Wednesday, October 1, 2014

Retour à Tipasa

Je m'obstinais pourtant, sans trop savoir ce que j'attendais, sinon, peut-être, le moment de retourner à Tipasa. Certes c'est une grande folie, et presque toujours châtiée, de revenir sur les lieux de sa jeunesse et de vouloir revivre à quarante ans ce qu'on a aimé ou dont on a fortement joui à vingt. Mais j'étais averti de cette folie. Une première fois déjà, j'étais revenu à Tipasa, peu après ces années de guerre qui marquèrent pour moi la fin de la jeunesse. J'espérais, je crois, y retrouver une liberté que je ne pouvais oublier.

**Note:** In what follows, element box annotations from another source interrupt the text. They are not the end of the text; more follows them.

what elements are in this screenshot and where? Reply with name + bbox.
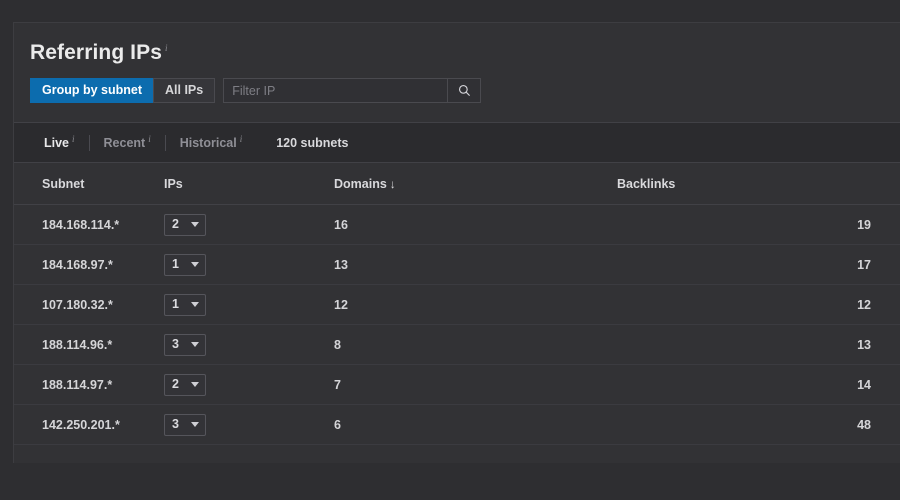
cell-subnet: 188.114.96.* <box>14 324 164 365</box>
cell-domains: 12 <box>334 284 617 325</box>
chevron-down-icon <box>191 382 199 387</box>
table-row[interactable]: 142.250.201.* 3 6 48 <box>14 404 900 445</box>
group-by-subnet-button[interactable]: Group by subnet <box>30 78 153 103</box>
tab-live-label: Live <box>44 136 70 151</box>
cell-domains: 13 <box>334 244 617 285</box>
tab-live[interactable]: Live i <box>30 135 89 150</box>
filter-ip-control <box>223 78 482 103</box>
cell-ips: 3 <box>164 404 334 445</box>
info-icon-live[interactable]: i <box>72 134 75 144</box>
page-title-text: Referring IPs <box>30 41 163 64</box>
tab-historical-label: Historical <box>179 136 237 151</box>
search-input[interactable] <box>223 78 448 103</box>
ip-count-value: 1 <box>172 257 179 272</box>
ip-count-value: 2 <box>172 377 179 392</box>
cell-ips: 2 <box>164 364 334 405</box>
ip-count-dropdown[interactable]: 2 <box>164 373 206 396</box>
ip-count-value: 2 <box>172 217 179 232</box>
ip-count-dropdown[interactable]: 3 <box>164 333 206 356</box>
column-header-subnet[interactable]: Subnet <box>14 163 164 205</box>
page-root: Referring IPsi Group by subnet All IPs <box>0 0 900 500</box>
tab-recent-label: Recent <box>103 136 146 151</box>
info-icon-title[interactable]: i <box>165 43 168 53</box>
info-icon-recent[interactable]: i <box>148 134 151 144</box>
cell-ips: 1 <box>164 284 334 325</box>
referring-ips-panel: Referring IPsi Group by subnet All IPs <box>13 22 900 463</box>
grouping-toggle-group: Group by subnet All IPs <box>30 78 216 103</box>
cell-ips: 2 <box>164 204 334 245</box>
cell-domains: 16 <box>334 204 617 245</box>
chevron-down-icon <box>191 342 199 347</box>
column-header-domains-label: Domains <box>334 177 387 191</box>
cell-subnet: 184.168.97.* <box>14 244 164 285</box>
table-body: 184.168.114.* 2 16 19 184.168.97.* 1 13 … <box>14 204 900 445</box>
tab-historical[interactable]: Historical i <box>166 135 256 150</box>
chevron-down-icon <box>191 422 199 427</box>
table-header: Subnet IPs Domains ↓ Backlinks <box>14 163 900 205</box>
cell-domains: 6 <box>334 404 617 445</box>
cell-subnet: 107.180.32.* <box>14 284 164 325</box>
chevron-down-icon <box>191 222 199 227</box>
ip-count-dropdown[interactable]: 1 <box>164 253 206 276</box>
panel-controls: Group by subnet All IPs <box>30 78 900 103</box>
cell-ips: 3 <box>164 324 334 365</box>
cell-subnet: 188.114.97.* <box>14 364 164 405</box>
ip-count-value: 3 <box>172 417 179 432</box>
ip-count-value: 1 <box>172 297 179 312</box>
cell-backlinks: 19 <box>617 204 900 245</box>
all-ips-button[interactable]: All IPs <box>153 78 216 103</box>
table-row[interactable]: 188.114.96.* 3 8 13 <box>14 324 900 365</box>
ip-count-dropdown[interactable]: 3 <box>164 413 206 436</box>
ip-count-dropdown[interactable]: 1 <box>164 293 206 316</box>
column-header-backlinks[interactable]: Backlinks <box>617 163 900 205</box>
status-tabs: Live i Recent i Historical i 120 subnets <box>14 122 900 163</box>
search-button[interactable] <box>447 78 482 103</box>
tab-recent[interactable]: Recent i <box>90 135 165 150</box>
column-header-ips[interactable]: IPs <box>164 163 334 205</box>
cell-backlinks: 14 <box>617 364 900 405</box>
search-icon <box>458 84 471 97</box>
cell-backlinks: 48 <box>617 404 900 445</box>
cell-backlinks: 13 <box>617 324 900 365</box>
chevron-down-icon <box>191 262 199 267</box>
table-header-row: Subnet IPs Domains ↓ Backlinks <box>14 163 900 205</box>
ip-count-value: 3 <box>172 337 179 352</box>
column-header-domains[interactable]: Domains ↓ <box>334 163 617 205</box>
cell-backlinks: 12 <box>617 284 900 325</box>
cell-subnet: 142.250.201.* <box>14 404 164 445</box>
table-row[interactable]: 184.168.114.* 2 16 19 <box>14 204 900 245</box>
referring-ips-table: Subnet IPs Domains ↓ Backlinks 184.168.11… <box>14 163 900 445</box>
cell-domains: 8 <box>334 324 617 365</box>
chevron-down-icon <box>191 302 199 307</box>
table-row[interactable]: 188.114.97.* 2 7 14 <box>14 364 900 405</box>
cell-subnet: 184.168.114.* <box>14 204 164 245</box>
cell-ips: 1 <box>164 244 334 285</box>
table-row[interactable]: 184.168.97.* 1 13 17 <box>14 244 900 285</box>
panel-header: Referring IPs i Group by subnet All IPs <box>14 23 900 103</box>
ip-count-dropdown[interactable]: 2 <box>164 213 206 236</box>
info-icon-historical[interactable]: i <box>240 134 243 144</box>
table-row[interactable]: 107.180.32.* 1 12 12 <box>14 284 900 325</box>
sort-descending-icon: ↓ <box>389 177 396 191</box>
cell-backlinks: 17 <box>617 244 900 285</box>
subnet-count: 120 subnets <box>276 135 349 150</box>
cell-domains: 7 <box>334 364 617 405</box>
page-title: Referring IPs i <box>30 35 168 66</box>
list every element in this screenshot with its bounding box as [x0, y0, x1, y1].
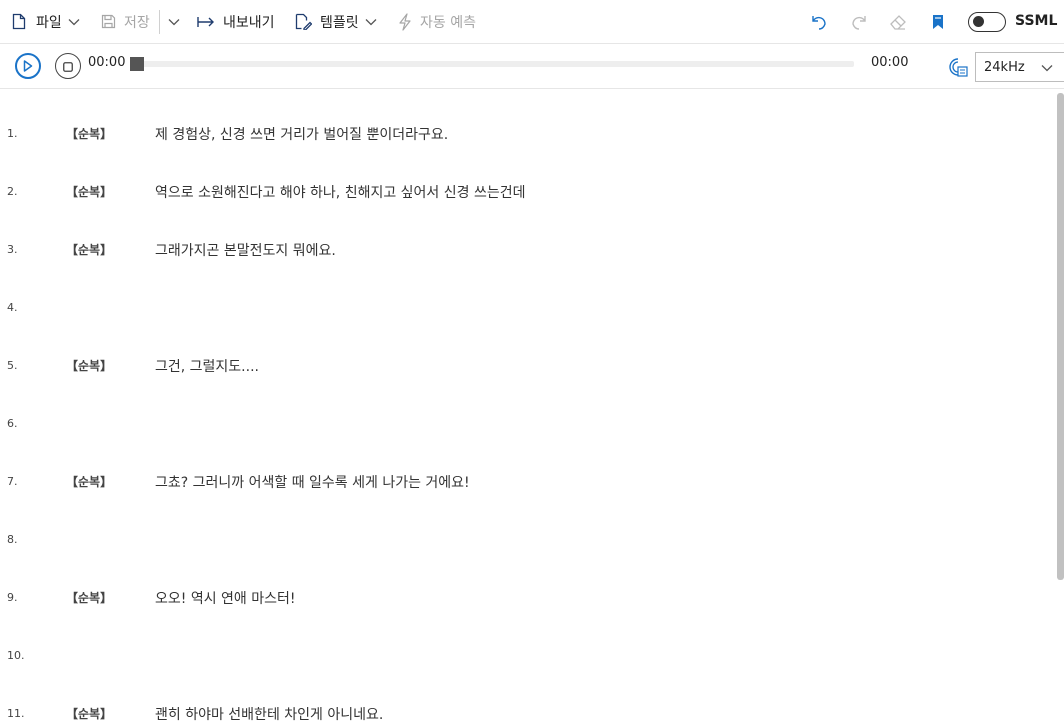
script-row[interactable]: 1. 【순복】 제 경험상, 신경 쓰면 거리가 벌어질 뿐이더라구요. [0, 89, 1056, 147]
speaker-label[interactable]: 【순복】 [66, 241, 112, 258]
bookmark-icon [931, 14, 945, 30]
seek-thumb[interactable] [130, 57, 144, 71]
script-row[interactable]: 10. [0, 611, 1056, 669]
row-number: 6. [7, 417, 18, 430]
bookmark-button[interactable] [931, 0, 945, 43]
speaker-label[interactable]: 【순복】 [66, 125, 112, 142]
eraser-button[interactable] [889, 0, 907, 43]
toolbar-divider [159, 10, 160, 34]
template-label: 템플릿 [320, 14, 359, 31]
row-number: 3. [7, 243, 18, 256]
toolbar: 파일 저장 내보내기 템플릿 자동 예측 SSML [0, 0, 1064, 44]
chevron-down-icon [365, 18, 377, 26]
file-menu-label: 파일 [36, 14, 62, 31]
file-icon [12, 13, 26, 30]
speaker-label[interactable]: 【순복】 [66, 589, 112, 606]
script-row[interactable]: 3. 【순복】 그래가지곤 본말전도지 뭐에요. [0, 205, 1056, 263]
chevron-down-icon [168, 18, 180, 26]
audio-player: 00:00 00:00 24kHz [0, 44, 1064, 89]
redo-icon [850, 14, 868, 30]
speed-icon [948, 58, 968, 81]
file-menu[interactable]: 파일 [12, 0, 80, 43]
script-list: 1. 【순복】 제 경험상, 신경 쓰면 거리가 벌어질 뿐이더라구요. 2. … [0, 89, 1056, 723]
export-label: 내보내기 [223, 14, 275, 31]
undo-button[interactable] [810, 0, 828, 43]
current-time: 00:00 [88, 55, 126, 70]
row-number: 10. [7, 649, 25, 662]
line-text[interactable]: 제 경험상, 신경 쓰면 거리가 벌어질 뿐이더라구요. [155, 124, 448, 144]
lightning-icon [398, 12, 412, 31]
speaker-label[interactable]: 【순복】 [66, 705, 112, 722]
sample-rate-value: 24kHz [984, 59, 1025, 75]
line-text[interactable]: 오오! 역시 연애 마스터! [155, 588, 296, 608]
autopredict-button[interactable]: 자동 예측 [398, 0, 476, 43]
script-row[interactable]: 8. [0, 495, 1056, 553]
eraser-icon [889, 14, 907, 30]
play-icon [23, 57, 33, 76]
speed-button[interactable] [948, 57, 968, 81]
script-row[interactable]: 2. 【순복】 역으로 소원해진다고 해야 하나, 친해지고 싶어서 신경 쓰는… [0, 147, 1056, 205]
ssml-label: SSML [1015, 13, 1058, 29]
chevron-down-icon [1041, 61, 1053, 76]
row-number: 8. [7, 533, 18, 546]
template-menu[interactable]: 템플릿 [295, 0, 377, 43]
row-number: 11. [7, 707, 25, 720]
save-icon [101, 14, 116, 29]
row-number: 2. [7, 185, 18, 198]
autopredict-label: 자동 예측 [420, 14, 476, 31]
script-row[interactable]: 9. 【순복】 오오! 역시 연애 마스터! [0, 553, 1056, 611]
row-number: 5. [7, 359, 18, 372]
script-row[interactable]: 5. 【순복】 그건, 그럴지도.... [0, 321, 1056, 379]
sample-rate-select[interactable]: 24kHz [975, 52, 1064, 82]
ssml-toggle[interactable] [968, 12, 1006, 32]
line-text[interactable]: 역으로 소원해진다고 해야 하나, 친해지고 싶어서 신경 쓰는건데 [155, 182, 525, 202]
more-dropdown[interactable] [168, 0, 180, 43]
stop-icon [63, 57, 73, 76]
export-button[interactable]: 내보내기 [197, 0, 275, 43]
play-button[interactable] [15, 53, 41, 79]
seek-bar[interactable] [137, 61, 854, 67]
save-button[interactable]: 저장 [101, 0, 150, 43]
line-text[interactable]: 그쵸? 그러니까 어색할 때 일수록 세게 나가는 거에요! [155, 472, 470, 492]
line-text[interactable]: 괜히 하야마 선배한테 차인게 아니네요. [155, 704, 383, 724]
row-number: 4. [7, 301, 18, 314]
script-row[interactable]: 7. 【순복】 그쵸? 그러니까 어색할 때 일수록 세게 나가는 거에요! [0, 437, 1056, 495]
script-row[interactable]: 11. 【순복】 괜히 하야마 선배한테 차인게 아니네요. [0, 669, 1056, 727]
script-row[interactable]: 6. [0, 379, 1056, 437]
redo-button[interactable] [850, 0, 868, 43]
export-arrow-icon [197, 16, 215, 28]
vertical-scrollbar[interactable] [1057, 93, 1064, 580]
template-edit-icon [295, 13, 312, 30]
speaker-label[interactable]: 【순복】 [66, 183, 112, 200]
script-row[interactable]: 4. [0, 263, 1056, 321]
row-number: 9. [7, 591, 18, 604]
undo-icon [810, 14, 828, 30]
row-number: 1. [7, 127, 18, 140]
total-time: 00:00 [871, 55, 909, 70]
line-text[interactable]: 그래가지곤 본말전도지 뭐에요. [155, 240, 336, 260]
speaker-label[interactable]: 【순복】 [66, 473, 112, 490]
row-number: 7. [7, 475, 18, 488]
chevron-down-icon [68, 18, 80, 26]
stop-button[interactable] [55, 53, 81, 79]
ssml-toggle-knob [973, 16, 984, 27]
speaker-label[interactable]: 【순복】 [66, 357, 112, 374]
save-label: 저장 [124, 14, 150, 31]
line-text[interactable]: 그건, 그럴지도.... [155, 356, 259, 376]
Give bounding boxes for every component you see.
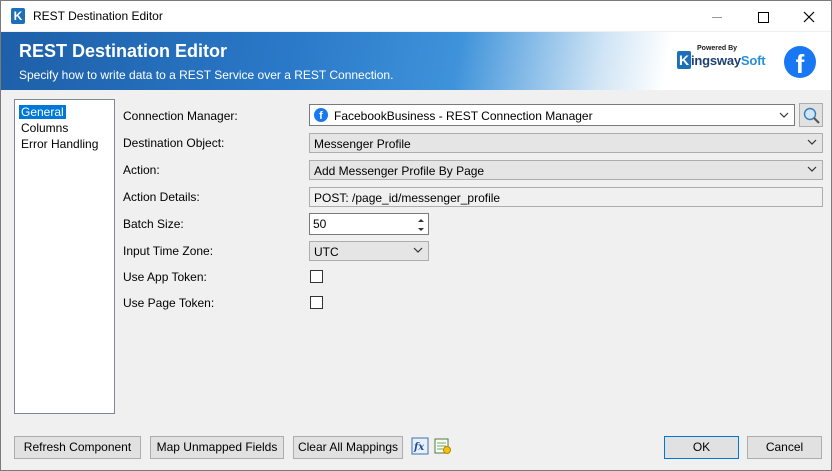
logo-powered-by: Powered By — [697, 45, 738, 52]
destination-object-label: Destination Object: — [123, 136, 225, 150]
magnifier-icon — [803, 107, 820, 124]
page-navigation-list: General Columns Error Handling — [14, 99, 115, 414]
action-label: Action: — [123, 163, 160, 177]
spinner-buttons — [414, 214, 428, 234]
use-app-token-checkbox[interactable] — [310, 270, 323, 283]
action-details-field[interactable]: POST: /page_id/messenger_profile — [309, 187, 823, 207]
input-time-zone-value: UTC — [314, 245, 339, 259]
rest-destination-editor-window: K REST Destination Editor REST Destinati… — [0, 0, 832, 471]
spinner-down-button[interactable] — [414, 224, 428, 234]
action-dropdown[interactable]: Add Messenger Profile By Page — [309, 160, 823, 180]
arrow-down-icon — [418, 228, 424, 231]
browse-connection-button[interactable] — [799, 103, 823, 127]
action-details-value: POST: /page_id/messenger_profile — [314, 191, 501, 205]
connection-manager-dropdown[interactable]: f FacebookBusiness - REST Connection Man… — [309, 104, 795, 126]
connection-manager-value: FacebookBusiness - REST Connection Manag… — [334, 109, 593, 123]
use-page-token-label: Use Page Token: — [123, 296, 215, 310]
destination-object-value: Messenger Profile — [314, 137, 411, 151]
window-title: REST Destination Editor — [33, 9, 163, 23]
facebook-icon: f — [314, 108, 328, 122]
batch-size-stepper[interactable]: 50 — [309, 213, 429, 235]
clear-all-mappings-button[interactable]: Clear All Mappings — [293, 436, 403, 459]
logo-k-mark: K — [677, 51, 691, 69]
connection-manager-label: Connection Manager: — [123, 109, 238, 123]
map-unmapped-fields-button[interactable]: Map Unmapped Fields — [150, 436, 284, 459]
nav-item-columns[interactable]: Columns — [19, 121, 70, 135]
maximize-icon — [757, 11, 769, 23]
maximize-button[interactable] — [740, 1, 786, 31]
input-time-zone-dropdown[interactable]: UTC — [309, 241, 429, 261]
spinner-up-button[interactable] — [414, 214, 428, 224]
header-banner: REST Destination Editor Specify how to w… — [1, 32, 831, 90]
minimize-icon — [712, 16, 722, 18]
title-bar: K REST Destination Editor — [1, 1, 831, 31]
expression-button[interactable]: fx — [411, 437, 429, 455]
variables-button[interactable] — [434, 437, 452, 455]
chevron-down-icon — [413, 247, 423, 253]
variables-icon — [434, 438, 451, 454]
refresh-component-button[interactable]: Refresh Component — [14, 436, 141, 459]
destination-object-dropdown[interactable]: Messenger Profile — [309, 133, 823, 153]
close-button[interactable] — [786, 1, 831, 31]
input-time-zone-label: Input Time Zone: — [123, 244, 214, 258]
use-app-token-label: Use App Token: — [123, 270, 207, 284]
chevron-down-icon — [807, 139, 817, 145]
batch-size-value: 50 — [313, 217, 327, 231]
nav-item-general[interactable]: General — [19, 105, 66, 119]
action-value: Add Messenger Profile By Page — [314, 164, 485, 178]
kingswaysoft-app-icon: K — [11, 8, 25, 24]
nav-item-error-handling[interactable]: Error Handling — [19, 137, 100, 151]
logo-wordmark: ingswaySoft — [691, 53, 766, 68]
use-page-token-checkbox[interactable] — [310, 296, 323, 309]
close-icon — [803, 11, 815, 23]
banner-subtitle: Specify how to write data to a REST Serv… — [19, 68, 394, 82]
chevron-down-icon — [807, 166, 817, 172]
fx-expression-icon: fx — [411, 437, 429, 455]
banner-title: REST Destination Editor — [19, 41, 228, 61]
minimize-button[interactable] — [694, 1, 740, 31]
facebook-icon: f — [784, 46, 816, 78]
ok-button[interactable]: OK — [664, 436, 739, 459]
kingswaysoft-logo: Powered By K ingswaySoft — [677, 45, 766, 75]
batch-size-label: Batch Size: — [123, 217, 184, 231]
action-details-label: Action Details: — [123, 190, 200, 204]
cancel-button[interactable]: Cancel — [747, 436, 822, 459]
chevron-down-icon — [779, 112, 789, 118]
svg-text:fx: fx — [413, 442, 425, 453]
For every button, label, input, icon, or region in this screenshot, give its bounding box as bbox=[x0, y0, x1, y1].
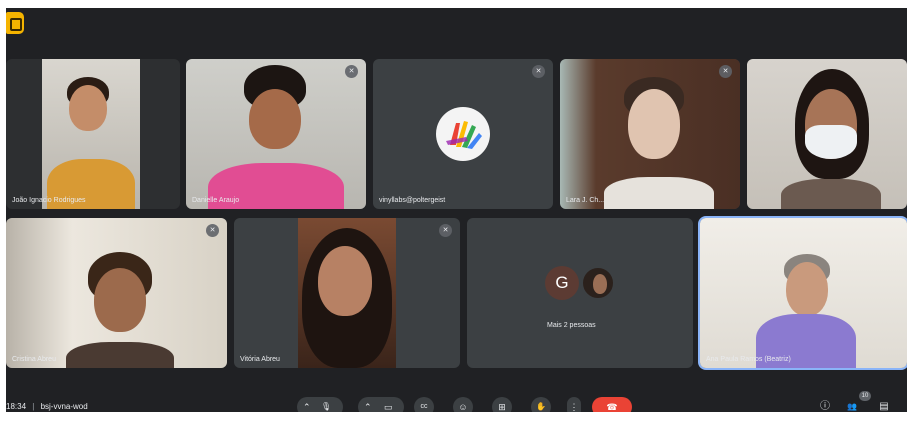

En ce lieu, en effet, il y a plus de vingt ans, j'ai passé des matinées entières à errer parmi les ruines, à respirer les absinthes, à me chauffer contre les pierres, à découvrir les petites roses, vite effeuillées, qui survivent au printemps. À midi seulement, à l'heure où les cigales elles-mêmes se taisaient, assommées, je fuyais devant l'avide flamboiement d'une lumière qui dévorait tout. La nuit, parfois, je dormais les yeux ouverts sous un ciel ruisselant d'étoiles. Je vivais, alors. Quinze ans après, je retrouvais mes ruines, à quelques pas des premières vagues, je suivais les rues de la cité oubliée à travers des champs couverts d'arbres amers, et, sur les coteaux qui dominent la baie, je caressais encore les colonnes couleur de pain. Mais les ruines étaient maintenant entourées de barbelés et l'on ne pouvait y pénétrer que par les seuils autorisés. Il était interdit aussi, pour des raisons que, paraît-il, la morale approuve, de s'y promener la nuit ; le jour, on y rencontrait un gardien assermenté. Par hasard sans doute, ce matin-là, il pleuvait sur toute l'étendue des ruines.